Leaving aside the narrow minded and inward looking social and political positions on issues like asylum seekers and foreign aid, there is a direct and immediate problem for us as environmentalists: The reality of climate change requires an urgent transformation of our economic and energy systems.

Yet the new Right are attempting to derail action and re-frame climate policy as being about hurting battlers. Fracking bans and closure of coal equate to higher electricity prices, more renewables to power blackouts, and so on. Most campaign messaging by large environmental groups continues to appeal to middle class interests and values. Yet, the middle class is now a shrinking societal fraction, outnumbered by the working poor, the precariat,  the remnants of the working class, and those excluded entirely from any real social and economic ‘investment’ in what we think of nostalgically as “Australia the lucky country’. 

In the economic realm there is a lot to be hopeful about. These profound structural shifts could generate a kind of environmental campaign gloom-saying. But, a nuanced examination actually poses hope from unexpected quarters In opposing ‘free’ trade and the predatory behaviour of many large corporations, the newly re-energized and expanded Right has entered the political space normally filled by progressive movements. The position of senators  Hanson and Jacqui Lambie, on issues like trade demonstrates an alignment between ‘the battlers’ so favoured by the rhetoric of the Right and the environmental and social justice values of Friends of the Earth. 

Friends of the Earth has been working to do this for many years now. Two campaigns stand out in the last decade – Yes 2 Renewables, which has successfully built active support for renewable energy in the community, and the Coal and Gas Free Victoria campaign, which helped achieve the first permanent ban on onshore unconventional gas drilling and fracking. We achieved both these results by meeting people where they are, building trust, common cause, and political power, and then flexing that muscle in a strategic way.

The fact is that current political and economic systems work primarily for the benefit of the big players: corporations who avoid paying their share of tax, the fossil fuel companies who have a direct line to the PM, and the conservatives in the federal government who are wanting to cut penalty rates and social welfare. Right wing think tanks like the Institute of Public Affairs (IPA) have a massive influence on policy makers and the mainstream media, promoting radical ideas which would destroy many of the social safety nets that Australians rely on.

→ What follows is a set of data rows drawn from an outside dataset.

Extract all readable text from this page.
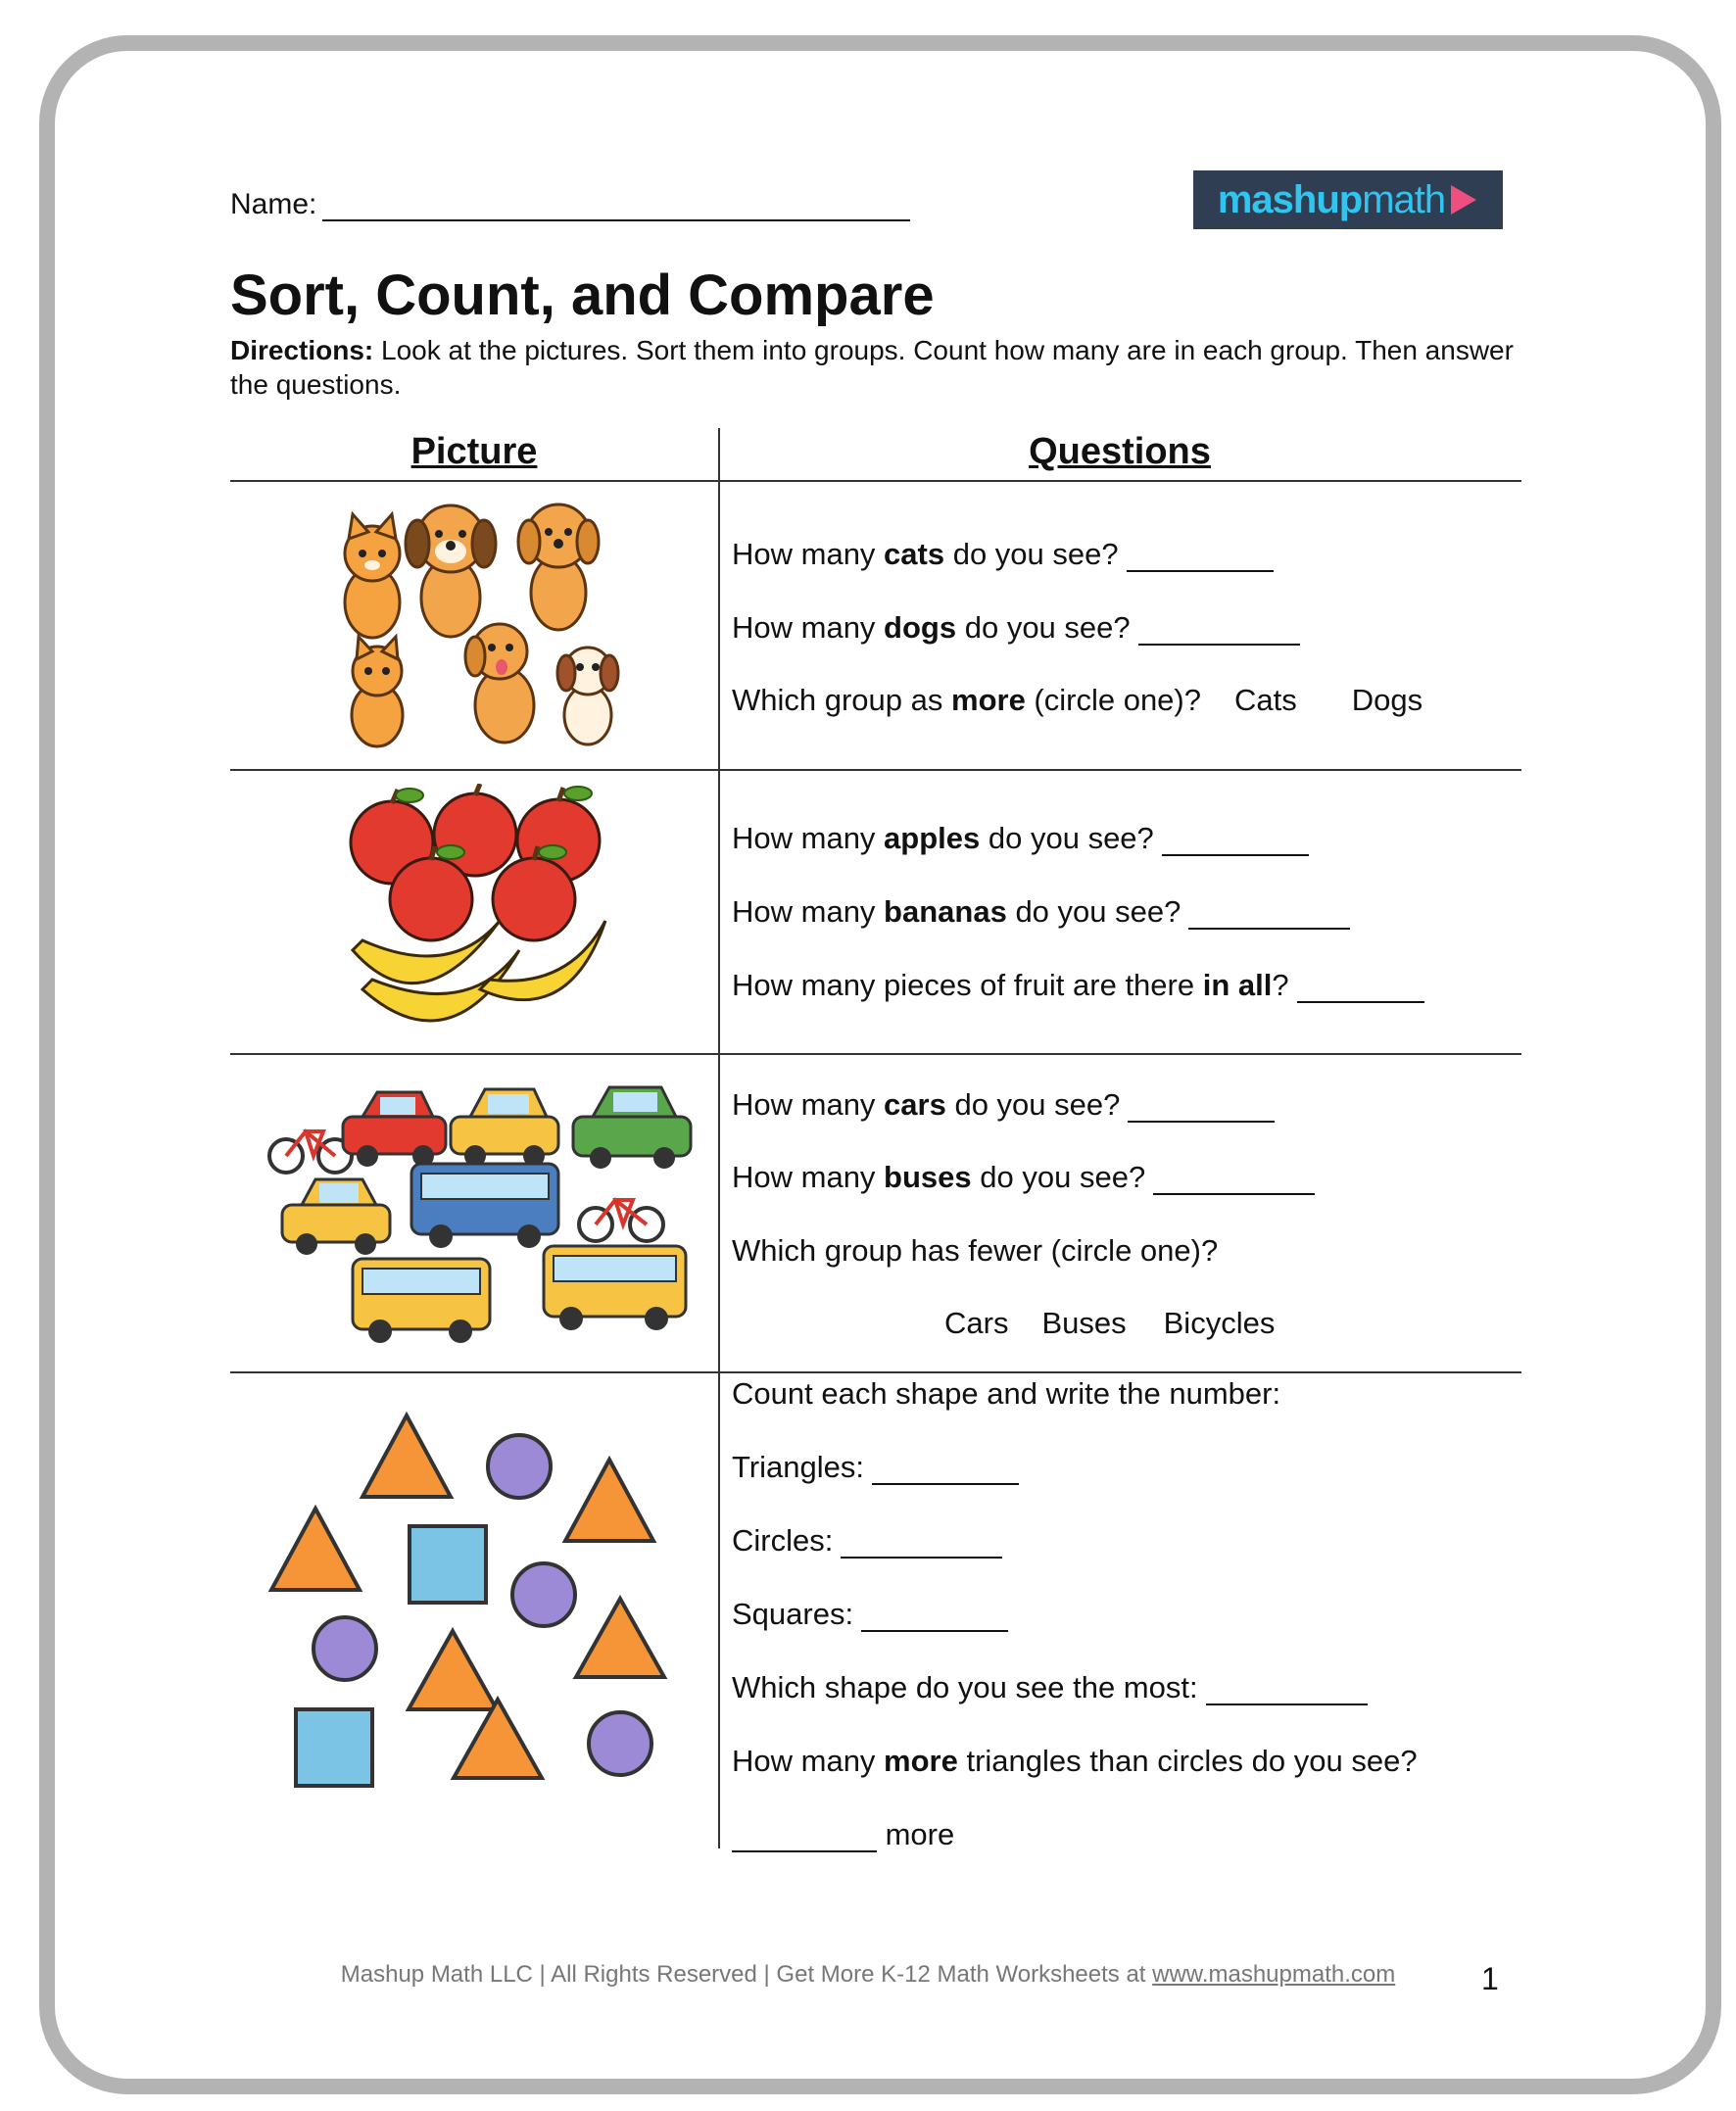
Name:	mashup math
Sort, Count, and Compare
Directions: Look at the pictures. Sort them into groups. Count how many are in each group. Then answer the questions.
Picture	Questions
How many cats do you see?
How many dogs do you see?
Which group as more (circle one)? Cats Dogs
How many apples do you see?
How many bananas do you see?
How many pieces of fruit are there in all?
How many cars do you see?
How many buses do you see?
Which group has fewer (circle one)?
Cars Buses Bicycles
Count each shape and write the number:
Triangles:
Circles:
Squares:
Which shape do you see the most:
How many more triangles than circles do you see?
more
Mashup Math LLC | All Rights Reserved | Get More K-12 Math Worksheets at www.mashupmath.com	1
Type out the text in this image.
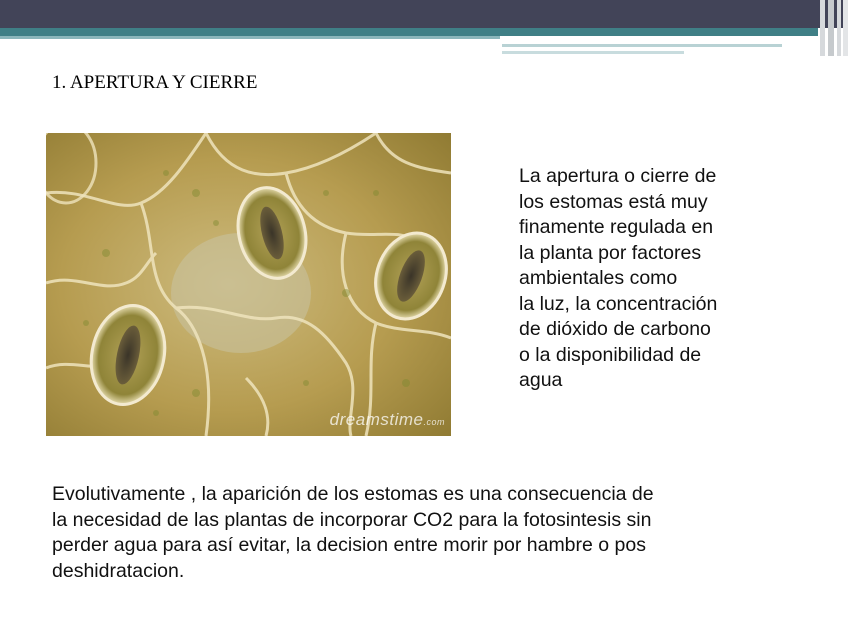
1. APERTURA Y CIERRE
dreamstime.com
La apertura o cierre de
los estomas está muy
finamente regulada en
la planta por factores
ambientales como
la luz, la concentración
de dióxido de carbono
o la disponibilidad de
agua
Evolutivamente , la aparición de los estomas es una consecuencia de
la necesidad de las plantas de incorporar CO2 para la fotosintesis sin
perder agua para así evitar, la decision entre morir por hambre o pos
deshidratacion.
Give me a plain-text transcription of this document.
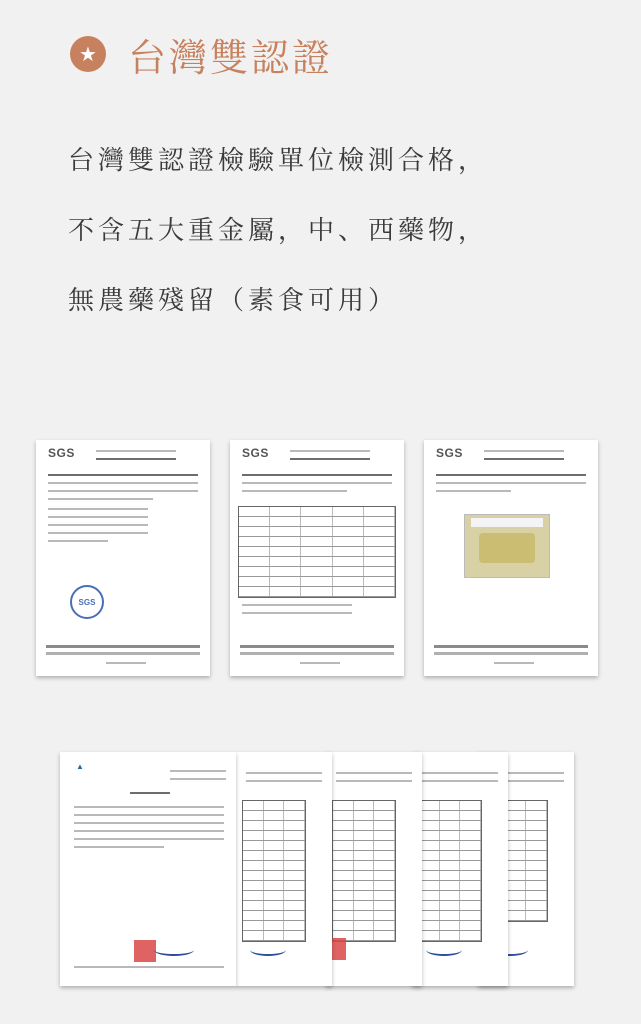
★ 台灣雙認證
台灣雙認證檢驗單位檢測合格，
不含五大重金屬，中、西藥物，
無農藥殘留（素食可用）
SGS
SGS
SGS	SGS
▲
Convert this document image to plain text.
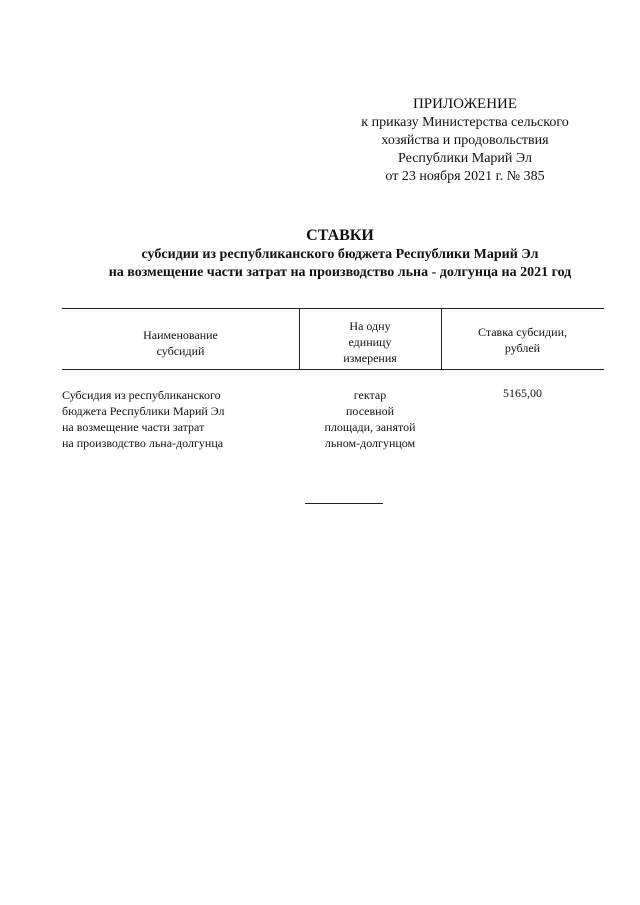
ПРИЛОЖЕНИЕ
к приказу Министерства сельского
хозяйства и продовольствия
Республики Марий Эл
от 23 ноября 2021 г. № 385
СТАВКИ
субсидии из республиканского бюджета Республики Марий Эл
на возмещение части затрат на производство льна - долгунца на 2021 год
Наименование
субсидий
На одну
единицу
измерения
Ставка субсидии,
рублей
Субсидия из республиканского
бюджета Республики Марий Эл
на возмещение части затрат
на производство льна-долгунца
гектар
посевной
площади, занятой
льном-долгунцом
5165,00
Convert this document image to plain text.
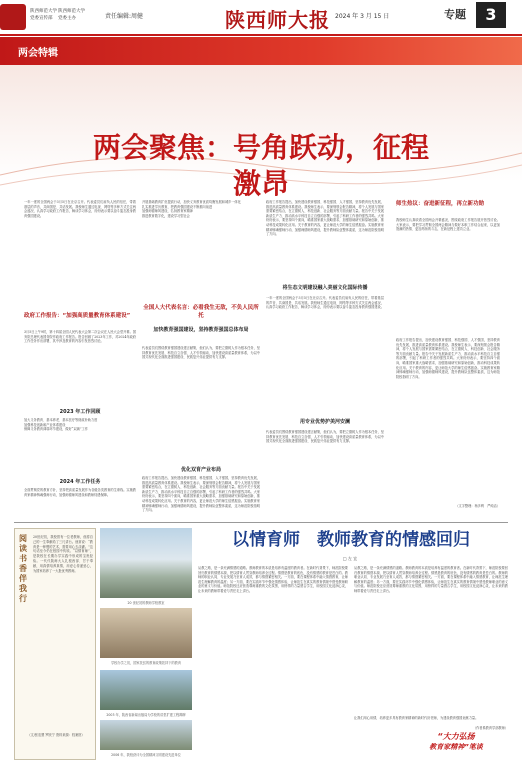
陕西师范大学
党委宣传部
陕西师范大学
党委主办	责任编辑:周健	陕西师大报 2024 年 3 月 15 日	专题	3
两会特辑
两会聚焦：号角跃动，征程激昂
一年一度的全国两会于3月5日在北京召开。代表委员们肩负人民的信任，带着基层的声音，共商国是、共话发展。我校师生通过电视、网络等多种方式关注两会盛况，认真学习政府工作报告，畅谈学习体会，纷纷表示要以奋斗姿态投身教育强国建设。
政府工作报告：“加强高质量教育体系建设”
3月5日上午9时，第十四届全国人民代表大会第二次会议在人民大会堂开幕。国务院总理代表国务院作政府工作报告。报告回顾了2023年工作，对2024年政府工作任务作出部署，其中涉及教育的内容引发热烈讨论。
2023 年工作回顾
加大义务教育、基本养老、基本医疗等财政补助力度
加强科技创新和产业体系建设
保障义务教育薄弱环节建设，做好“双减”工作
2024 年工作任务
全面贯彻党的教育方针，坚持把高质量发展作为各级各类教育的生命线。实施教育家精神铸魂强师行动，加强师德师风建设和教师待遇保障。
开展基础教育扩优提质行动，加快义务教育优质均衡发展和城乡一体化
扎实推进学历教育，把教育强国建设不断推向前进
加强师德师风建设，弘扬教育家精神
推进教育数字化，建设学习型社会
全国人大代表名言：必看我生无敌，不负人民所托
加快教育强国建设，坚持教育强国总体布局
代表委员们围绕教育强国建设建言献策，他们认为，要把立德树人作为根本任务，坚持教育优先发展、科技自立自强、人才引领驱动，加快建设高质量教育体系，为以中国式现代化全面推进强国建设、民族复兴伟业提供有力支撑。
优化双育产业布局
政府工作报告提出，加快建设教育强国、科技强国、人才强国，坚持教育优先发展，推进高质量教育体系建设。我校师生表示，要深刻领会报告精神，将个人发展与国家需要紧密结合，在立德树人、科技创新、社会服务等方面贡献力量。报告中关于发展新质生产力、推动高水平科技自立自强的部署，引起了科研工作者的强烈共鸣。大家纷纷表示，要坚持四个面向，瞄准国家重大战略需求，加强基础研究和原始创新，推动科技成果转化应用。关于教育的内容，更让师范大学的师生倍感振奋。实施教育家精神铸魂强师行动，加强师德师风建设，提升教师队伍整体素质，这为师范院校指明了方向。
政府工作报告提出，加快建设教育强国、科技强国、人才强国，坚持教育优先发展，推进高质量教育体系建设。我校师生表示，要深刻领会报告精神，将个人发展与国家需要紧密结合，在立德树人、科技创新、社会服务等方面贡献力量。报告中关于发展新质生产力、推动高水平科技自立自强的部署，引起了科研工作者的强烈共鸣。大家纷纷表示，要坚持四个面向，瞄准国家重大战略需求，加强基础研究和原始创新，推动科技成果转化应用。关于教育的内容，更让师范大学的师生倍感振奋。实施教育家精神铸魂强师行动，加强师德师风建设，提升教师队伍整体素质，这为师范院校指明了方向。
将生态文明建设融入美丽文化国际传播
一年一度的全国两会于3月5日在北京召开。代表委员们肩负人民的信任，带着基层的声音，共商国是、共话发展。我校师生通过电视、网络等多种方式关注两会盛况，认真学习政府工作报告，畅谈学习体会，纷纷表示要以奋斗姿态投身教育强国建设。
用专业优势护美河安澜
代表委员们围绕教育强国建设建言献策，他们认为，要把立德树人作为根本任务，坚持教育优先发展、科技自立自强、人才引领驱动，加快建设高质量教育体系，为以中国式现代化全面推进强国建设、民族复兴伟业提供有力支撑。
师生热议：奋进新征程，再立新功勋
我校师生认真收看全国两会开幕盛况，围绕政府工作报告展开热烈讨论。大家表示，要把学习贯彻全国两会精神与做好本职工作结合起来，以更加饱满的热情、更加昂扬的斗志，在新征程上建功立业。
政府工作报告提出，加快建设教育强国、科技强国、人才强国，坚持教育优先发展，推进高质量教育体系建设。我校师生表示，要深刻领会报告精神，将个人发展与国家需要紧密结合，在立德树人、科技创新、社会服务等方面贡献力量。报告中关于发展新质生产力、推动高水平科技自立自强的部署，引起了科研工作者的强烈共鸣。大家纷纷表示，要坚持四个面向，瞄准国家重大战略需求，加强基础研究和原始创新，推动科技成果转化应用。关于教育的内容，更让师范大学的师生倍感振奋。实施教育家精神铸魂强师行动，加强师德师风建设，提升教师队伍整体素质，这为师范院校指明了方向。
（文字整理：杨多利　严纯洁）
以情育师　教师教育的情感回归
□ 左 宜
阅读书香伴我行
20世纪初，我校曾有一位老教师，他将自己的一生奉献给了三尺讲台。他常说：“教育是一种慢的艺术，需要用心去浇灌。”这句话至今仍在校园中传颂。“以情育师”，是我校在长期办学实践中形成的宝贵经验。一代代陕师大人扎根西部、甘于奉献，用真情培养真情，用爱心传递爱心，为国家培养了一大批优秀教师。
（文/张忠慧 罗欣宁 资料来源：档案馆）
20 世纪初的教师学校教室
学校办学之初，国家扶贫的教育政策扶持下的教育
2003 年，陕西省新闻出版局为学校的讲堂扩建工程揭牌
2006 年，我校获评为全国精神文明建设先进单位
从教之路，是一条充满情感的道路。教师教育的本质是培养有温度的教育者。在新时代背景下，师范院校要回归教育的情感本源，把以情育人贯穿教师培养全过程。情感是教育的底色，没有情感的教育是苍白的。教师的职业认同、专业发展乃至育人成效，都与情感紧密相关。一方面，要在课程体系中融入情感教育，让师范生理解教育的温度；另一方面，要在实践环节中强化情感体验，让师范生在真实的教育情境中感受教师职业的意义与价值。师范院校还应营造尊师重教的文化氛围，用榜样的力量感召学生，用校园文化浸润心灵，让未来的教师带着爱与责任走上讲台。
从教之路，是一条充满情感的道路。教师教育的本质是培养有温度的教育者。在新时代背景下，师范院校要回归教育的情感本源，把以情育人贯穿教师培养全过程。情感是教育的底色，没有情感的教育是苍白的。教师的职业认同、专业发展乃至育人成效，都与情感紧密相关。一方面，要在课程体系中融入情感教育，让师范生理解教育的温度；另一方面，要在实践环节中强化情感体验，让师范生在真实的教育情境中感受教师职业的意义与价值。师范院校还应营造尊师重教的文化氛围，用榜样的力量感召学生，用校园文化浸润心灵，让未来的教师带着爱与责任走上讲台。
让我们用心用情，培养更多具有教育家精神的新时代好老师，为建设教育强国贡献力量。
（作者系教育学部教师）
“大力弘扬
教育家精神”笔谈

People know that the system is broken. The new wave of conservative populism  takes advantage of discontent and dislocation in the community. From FoE’s point of view, what we need is to show that this discontent and dislocation aligns with genuine inclusive progressive thinking and action, that can circumvent the old political parties, and call to account corporate privilege, and addressing climate change and environmental degradation is a central part of this process.